Wie alle alten CBS-Aufnahmen, die in letzter Zeit in Massen und zusammengepackt in dicken Boxen auf den Markt geworfen werden, hat auch diese Aufnahme 2022 eine neue digitale Überarbeitung erfahren. Wie sonst könnte man sich auch diese tolle Transparenz bei einer so alten Aufnahme erklären? Die Abmischung (oder die Original-Aufnahme) zeigt ein in der Relation zu den Streichern stark dominantes Blech und dieses klingt ganz erstaunlich plastisch. Die Streicher wirken dagegen klein abgebildet und beinahe „punktuell“. Bei uns überwog die Freude am knackigen Blech deutlich gegenüber dem Verlust im Bereich der Streicher.
5
Felix Slatkin
Hollywood Bowl Symphony Orchestra
EMI
1956
3:32
Die ursprünglich auf einer LP erschienene Aufnahme (bereits in Stereo) erfuhr ihre Wiederveröffentlichung in der EMI-Reihe „Classical Music Reference Recording“. Immer skeptisch gegenüber diesen reißerischen Marketing-Methoden eingestellt, muss man dieser Aufnahme attestieren, dass nicht zu viel versprochen wurde. Hinter dem Namen des Orchesters verbirgt sich übrigens das Los Angeles Philharmonic Orchestra, wenn es ein Freiluftkonzert in der Hollywood Bowl gibt. Die kann man sich so ähnlich vorstellen wie die Berliner Waldbühne.

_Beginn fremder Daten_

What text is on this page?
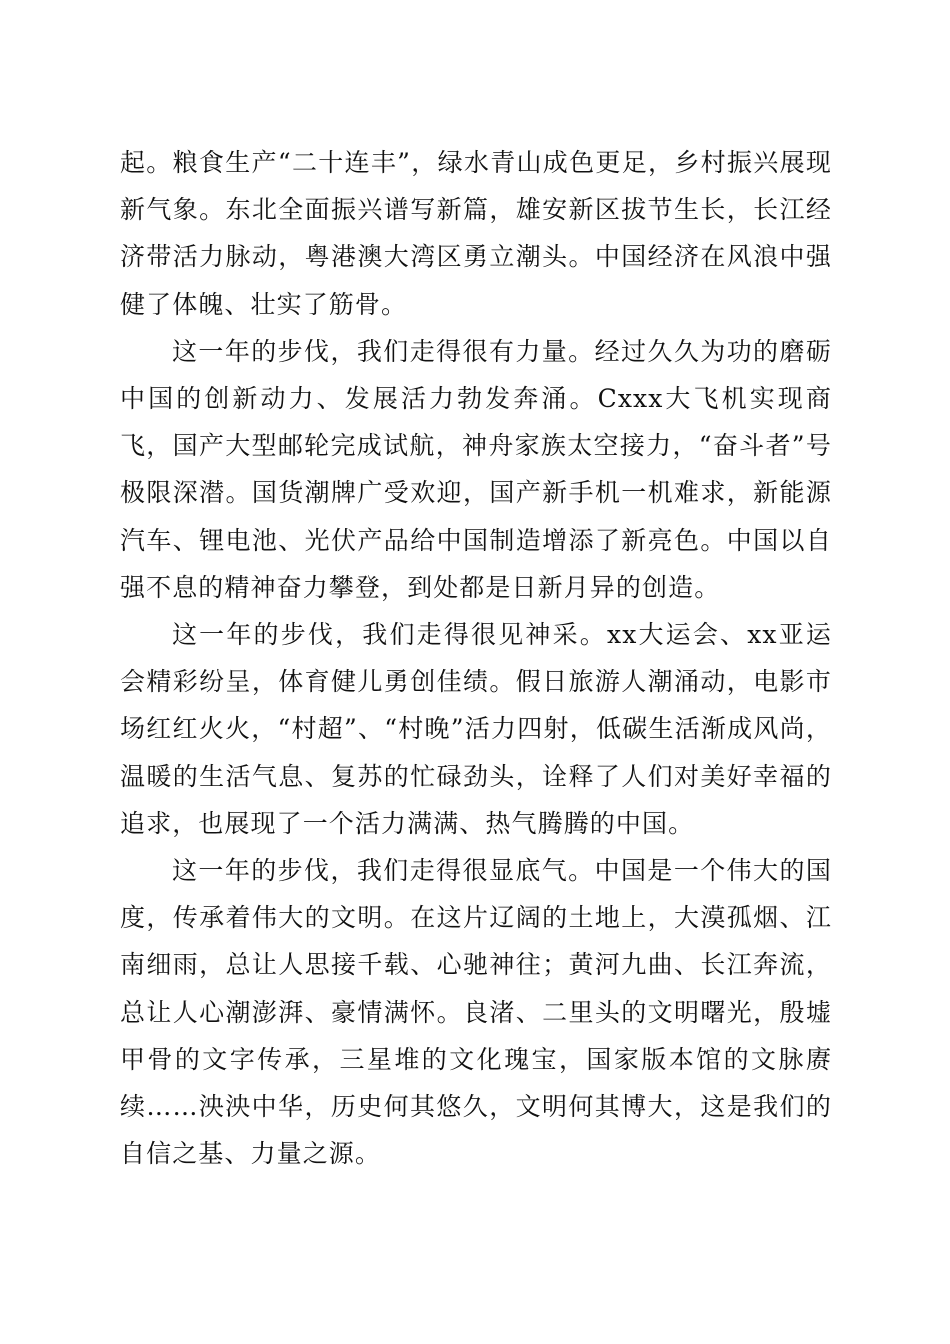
起。粮食生产“二十连丰”，绿水青山成色更足，乡村振兴展现新气象。东北全面振兴谱写新篇，雄安新区拔节生长，长江经济带活力脉动，粤港澳大湾区勇立潮头。中国经济在风浪中强健了体魄、壮实了筋骨。

这一年的步伐，我们走得很有力量。经过久久为功的磨砺中国的创新动力、发展活力勃发奔涌。Cxxx大飞机实现商飞，国产大型邮轮完成试航，神舟家族太空接力，“奋斗者”号极限深潜。国货潮牌广受欢迎，国产新手机一机难求，新能源汽车、锂电池、光伏产品给中国制造增添了新亮色。中国以自强不息的精神奋力攀登，到处都是日新月异的创造。

这一年的步伐，我们走得很见神采。xx大运会、xx亚运会精彩纷呈，体育健儿勇创佳绩。假日旅游人潮涌动，电影市场红红火火，“村超”、“村晚”活力四射，低碳生活渐成风尚，温暖的生活气息、复苏的忙碌劲头，诠释了人们对美好幸福的追求，也展现了一个活力满满、热气腾腾的中国。

这一年的步伐，我们走得很显底气。中国是一个伟大的国度，传承着伟大的文明。在这片辽阔的土地上，大漠孤烟、江南细雨，总让人思接千载、心驰神往；黄河九曲、长江奔流，总让人心潮澎湃、豪情满怀。良渚、二里头的文明曙光，殷墟甲骨的文字传承，三星堆的文化瑰宝，国家版本馆的文脉赓续……泱泱中华，历史何其悠久，文明何其博大，这是我们的自信之基、力量之源。
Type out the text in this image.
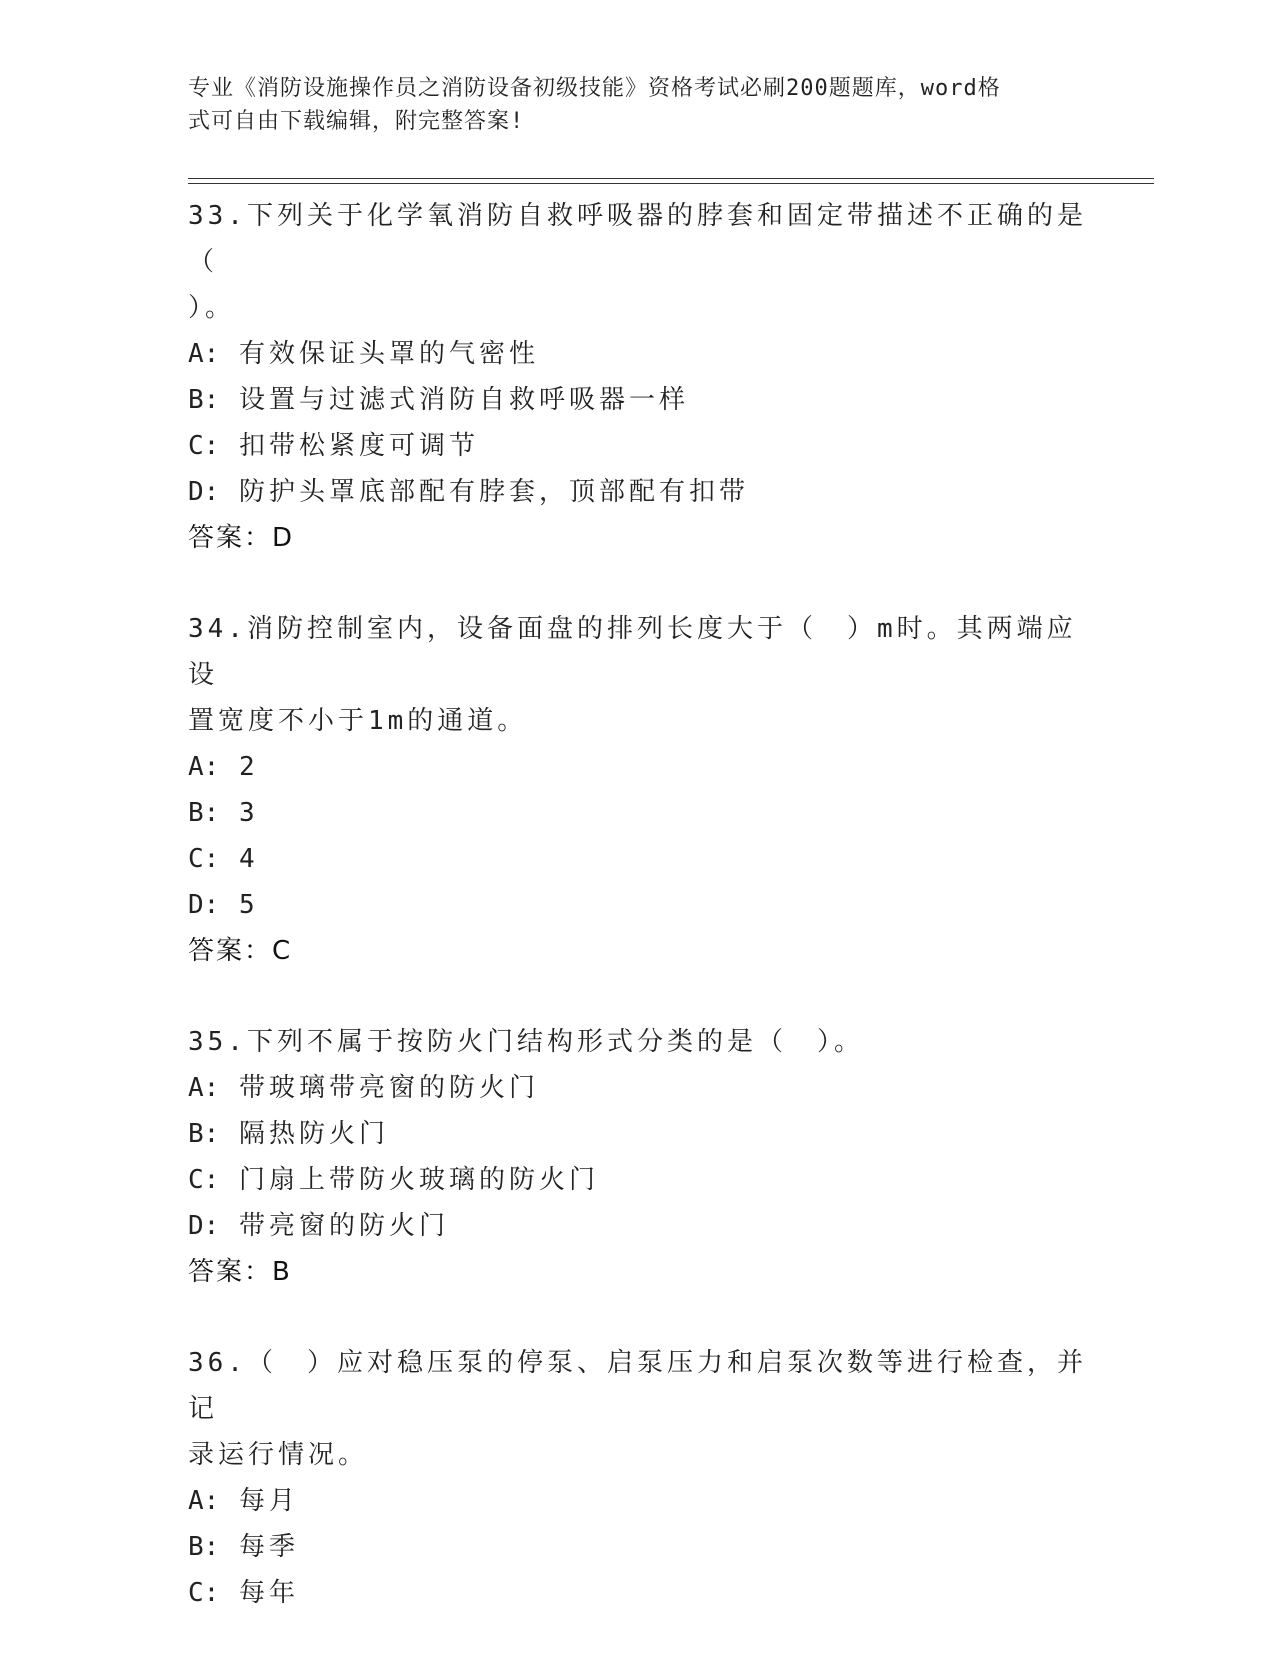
专业《消防设施操作员之消防设备初级技能》资格考试必刷200题题库，word格
式可自由下载编辑，附完整答案!
33.下列关于化学氧消防自救呼吸器的脖套和固定带描述不正确的是（
）。
A: 有效保证头罩的气密性
B: 设置与过滤式消防自救呼吸器一样
C: 扣带松紧度可调节
D: 防护头罩底部配有脖套，顶部配有扣带
答案：D
34.消防控制室内，设备面盘的排列长度大于（　）m时。其两端应设
置宽度不小于1m的通道。
A: 2
B: 3
C: 4
D: 5
答案：C
35.下列不属于按防火门结构形式分类的是（　）。
A: 带玻璃带亮窗的防火门
B: 隔热防火门
C: 门扇上带防火玻璃的防火门
D: 带亮窗的防火门
答案：B
36.（　）应对稳压泵的停泵、启泵压力和启泵次数等进行检查，并记
录运行情况。
A: 每月
B: 每季
C: 每年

Die Einspielung verbindet die mehr gesanglichen, ruhigeren und die mehr perkussiv vorantreibenden Partien des Tanzes (tänzerisch ist er natürlich immer) auf eine besonders harmonische Art und Weise. Sie wirkt sogar gedankenvoll und das Temperament erscheint bissig und schmissig.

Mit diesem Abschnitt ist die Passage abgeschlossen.